The website Byrdie has garnered quite a following thanks to their informative, well written content on all things related to women's health and beauty. In this recent article they reached out to our own Heather Jeffcoat, DPT for her expert advice on how to improve the effectiveness of your pre- and post-workout regimen with a few simple stretching tips.
We naturally do it first thing in the morning, reaching high and long into the air to rid our body of tension and stress, yet many of us skip the stretching portion of our workout, promising to do it next time. Love it or hate it, stretching is an essential component for many in leading a healthy and fit lifestyle.
Building a daily stretch sequence is simple and comes with a slew of health benefits, from increasing range of motion and improving flexibility, to warding off the risk of injury—all from just 10 minutes of mat time a day.
Whether you’re new to stretching, need a boost of motivation, or would like to elevate your stretch game, listen up!

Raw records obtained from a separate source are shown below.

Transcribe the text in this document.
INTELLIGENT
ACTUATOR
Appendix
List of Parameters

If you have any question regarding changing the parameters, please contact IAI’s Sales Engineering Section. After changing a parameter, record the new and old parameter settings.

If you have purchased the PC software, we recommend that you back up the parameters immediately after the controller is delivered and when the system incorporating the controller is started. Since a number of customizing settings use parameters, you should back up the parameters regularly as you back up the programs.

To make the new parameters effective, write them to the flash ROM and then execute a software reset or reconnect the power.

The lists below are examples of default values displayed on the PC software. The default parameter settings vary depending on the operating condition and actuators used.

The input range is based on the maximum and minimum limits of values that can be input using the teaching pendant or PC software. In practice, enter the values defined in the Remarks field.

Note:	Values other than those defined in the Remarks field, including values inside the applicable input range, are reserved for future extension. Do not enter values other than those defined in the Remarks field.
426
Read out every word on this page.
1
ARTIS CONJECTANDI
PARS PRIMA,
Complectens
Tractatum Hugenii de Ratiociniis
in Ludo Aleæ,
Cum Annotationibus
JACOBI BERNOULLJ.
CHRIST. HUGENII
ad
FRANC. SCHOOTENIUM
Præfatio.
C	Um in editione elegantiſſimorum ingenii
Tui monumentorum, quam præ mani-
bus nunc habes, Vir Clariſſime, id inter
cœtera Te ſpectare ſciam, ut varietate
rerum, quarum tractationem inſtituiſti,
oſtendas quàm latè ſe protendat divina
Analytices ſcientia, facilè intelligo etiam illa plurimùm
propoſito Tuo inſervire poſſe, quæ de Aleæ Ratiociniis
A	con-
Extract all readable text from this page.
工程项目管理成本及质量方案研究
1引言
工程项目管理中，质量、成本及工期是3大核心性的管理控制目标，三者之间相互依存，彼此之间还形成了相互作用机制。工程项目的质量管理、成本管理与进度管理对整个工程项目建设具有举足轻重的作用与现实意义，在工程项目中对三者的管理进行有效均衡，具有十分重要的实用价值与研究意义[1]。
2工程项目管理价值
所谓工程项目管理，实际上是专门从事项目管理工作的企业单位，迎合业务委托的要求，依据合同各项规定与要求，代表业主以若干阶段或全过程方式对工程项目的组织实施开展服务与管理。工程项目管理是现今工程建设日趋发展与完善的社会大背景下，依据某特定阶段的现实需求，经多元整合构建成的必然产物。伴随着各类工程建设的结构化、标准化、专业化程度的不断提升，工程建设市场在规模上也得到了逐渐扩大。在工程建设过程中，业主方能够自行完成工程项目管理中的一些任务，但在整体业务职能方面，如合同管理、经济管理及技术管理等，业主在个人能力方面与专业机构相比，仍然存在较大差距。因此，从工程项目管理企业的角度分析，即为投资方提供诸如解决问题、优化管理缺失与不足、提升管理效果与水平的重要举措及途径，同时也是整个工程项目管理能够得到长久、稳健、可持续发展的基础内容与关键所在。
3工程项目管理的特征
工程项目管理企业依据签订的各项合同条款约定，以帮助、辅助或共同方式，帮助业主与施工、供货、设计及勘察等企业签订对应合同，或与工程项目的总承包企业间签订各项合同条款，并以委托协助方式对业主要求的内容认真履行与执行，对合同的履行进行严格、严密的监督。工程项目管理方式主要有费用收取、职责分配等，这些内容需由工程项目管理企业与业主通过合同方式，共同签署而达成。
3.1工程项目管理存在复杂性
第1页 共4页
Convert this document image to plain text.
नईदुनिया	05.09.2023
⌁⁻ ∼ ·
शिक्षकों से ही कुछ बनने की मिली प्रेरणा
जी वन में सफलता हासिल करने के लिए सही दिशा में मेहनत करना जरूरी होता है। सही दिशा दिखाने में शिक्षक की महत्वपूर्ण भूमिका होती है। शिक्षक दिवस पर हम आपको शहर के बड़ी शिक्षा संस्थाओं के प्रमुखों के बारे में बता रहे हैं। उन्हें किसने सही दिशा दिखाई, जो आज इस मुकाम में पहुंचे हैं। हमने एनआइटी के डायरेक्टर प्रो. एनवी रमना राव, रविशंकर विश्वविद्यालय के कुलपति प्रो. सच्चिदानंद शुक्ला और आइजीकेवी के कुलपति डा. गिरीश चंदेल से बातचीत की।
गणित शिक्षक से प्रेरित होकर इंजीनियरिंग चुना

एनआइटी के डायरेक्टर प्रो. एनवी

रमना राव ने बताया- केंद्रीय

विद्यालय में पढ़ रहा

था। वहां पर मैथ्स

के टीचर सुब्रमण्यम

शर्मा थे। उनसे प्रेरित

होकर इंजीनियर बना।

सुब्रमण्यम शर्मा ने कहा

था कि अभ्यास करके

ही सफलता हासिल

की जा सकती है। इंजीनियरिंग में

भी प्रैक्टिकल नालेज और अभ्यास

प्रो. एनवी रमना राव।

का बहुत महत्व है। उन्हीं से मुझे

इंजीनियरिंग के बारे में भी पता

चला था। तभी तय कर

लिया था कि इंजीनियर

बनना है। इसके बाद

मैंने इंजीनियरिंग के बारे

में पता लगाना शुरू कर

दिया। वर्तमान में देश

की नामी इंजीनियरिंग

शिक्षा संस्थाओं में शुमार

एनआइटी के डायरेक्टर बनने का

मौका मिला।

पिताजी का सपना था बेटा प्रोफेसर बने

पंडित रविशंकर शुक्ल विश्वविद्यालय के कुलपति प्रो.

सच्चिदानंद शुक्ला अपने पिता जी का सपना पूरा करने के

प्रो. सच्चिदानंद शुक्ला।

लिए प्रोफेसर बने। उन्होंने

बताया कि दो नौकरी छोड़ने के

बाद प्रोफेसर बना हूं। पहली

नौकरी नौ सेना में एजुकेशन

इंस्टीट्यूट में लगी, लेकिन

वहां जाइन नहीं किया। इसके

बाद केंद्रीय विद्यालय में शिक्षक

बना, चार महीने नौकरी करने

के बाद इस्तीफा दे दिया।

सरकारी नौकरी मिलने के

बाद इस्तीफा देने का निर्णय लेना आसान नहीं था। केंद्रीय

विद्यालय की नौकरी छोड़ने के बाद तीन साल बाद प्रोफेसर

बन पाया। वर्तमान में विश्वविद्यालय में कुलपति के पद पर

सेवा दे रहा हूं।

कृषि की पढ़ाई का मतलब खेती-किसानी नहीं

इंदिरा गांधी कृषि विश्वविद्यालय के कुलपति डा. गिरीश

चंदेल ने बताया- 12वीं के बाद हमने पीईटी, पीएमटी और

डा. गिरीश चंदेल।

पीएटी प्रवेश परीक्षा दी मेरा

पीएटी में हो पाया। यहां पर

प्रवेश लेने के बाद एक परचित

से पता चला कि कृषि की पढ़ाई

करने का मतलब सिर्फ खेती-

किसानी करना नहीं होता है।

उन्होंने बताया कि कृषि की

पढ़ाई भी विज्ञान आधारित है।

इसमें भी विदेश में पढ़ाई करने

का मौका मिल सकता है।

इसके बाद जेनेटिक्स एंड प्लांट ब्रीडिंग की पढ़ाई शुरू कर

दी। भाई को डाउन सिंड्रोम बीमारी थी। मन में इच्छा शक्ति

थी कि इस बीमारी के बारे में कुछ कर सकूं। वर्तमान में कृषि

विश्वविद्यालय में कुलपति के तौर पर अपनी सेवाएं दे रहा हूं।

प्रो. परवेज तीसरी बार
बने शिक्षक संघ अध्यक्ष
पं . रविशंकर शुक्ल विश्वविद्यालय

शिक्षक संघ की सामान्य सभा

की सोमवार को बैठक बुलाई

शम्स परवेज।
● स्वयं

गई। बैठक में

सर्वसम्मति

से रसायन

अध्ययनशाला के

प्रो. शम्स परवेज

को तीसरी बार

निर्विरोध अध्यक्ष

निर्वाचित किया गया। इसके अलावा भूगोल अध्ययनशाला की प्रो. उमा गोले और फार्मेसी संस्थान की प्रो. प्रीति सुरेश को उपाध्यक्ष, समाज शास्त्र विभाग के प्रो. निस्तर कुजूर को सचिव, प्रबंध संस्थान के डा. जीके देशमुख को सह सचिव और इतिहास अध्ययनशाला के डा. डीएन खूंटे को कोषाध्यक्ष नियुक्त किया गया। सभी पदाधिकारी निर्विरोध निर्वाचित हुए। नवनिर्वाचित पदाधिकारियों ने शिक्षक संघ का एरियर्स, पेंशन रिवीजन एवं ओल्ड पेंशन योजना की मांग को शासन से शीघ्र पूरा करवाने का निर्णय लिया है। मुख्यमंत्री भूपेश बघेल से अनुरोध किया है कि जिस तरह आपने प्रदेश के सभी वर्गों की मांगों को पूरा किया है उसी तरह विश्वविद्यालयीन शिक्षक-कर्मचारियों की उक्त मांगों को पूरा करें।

We’ve asked the experts to break down the various forms of stretching, how long to hold each stretch to gain the full benefit, and which myths should be debunked.
Although stretching serves its individual purpose to each person, collectively, the overriding consensus on stretching is its positive role across many aspects of our health. But these benefits depend on how and why we stretch.
At its simplest, many find stretching a welcome relief. “I work mainly with patients suffering with chronic pain, and for them, stretching feels great—it’s like accessing an itch that has been building up slowly over time which can temporarily relieve pain,” explains Heather Jeffcoat.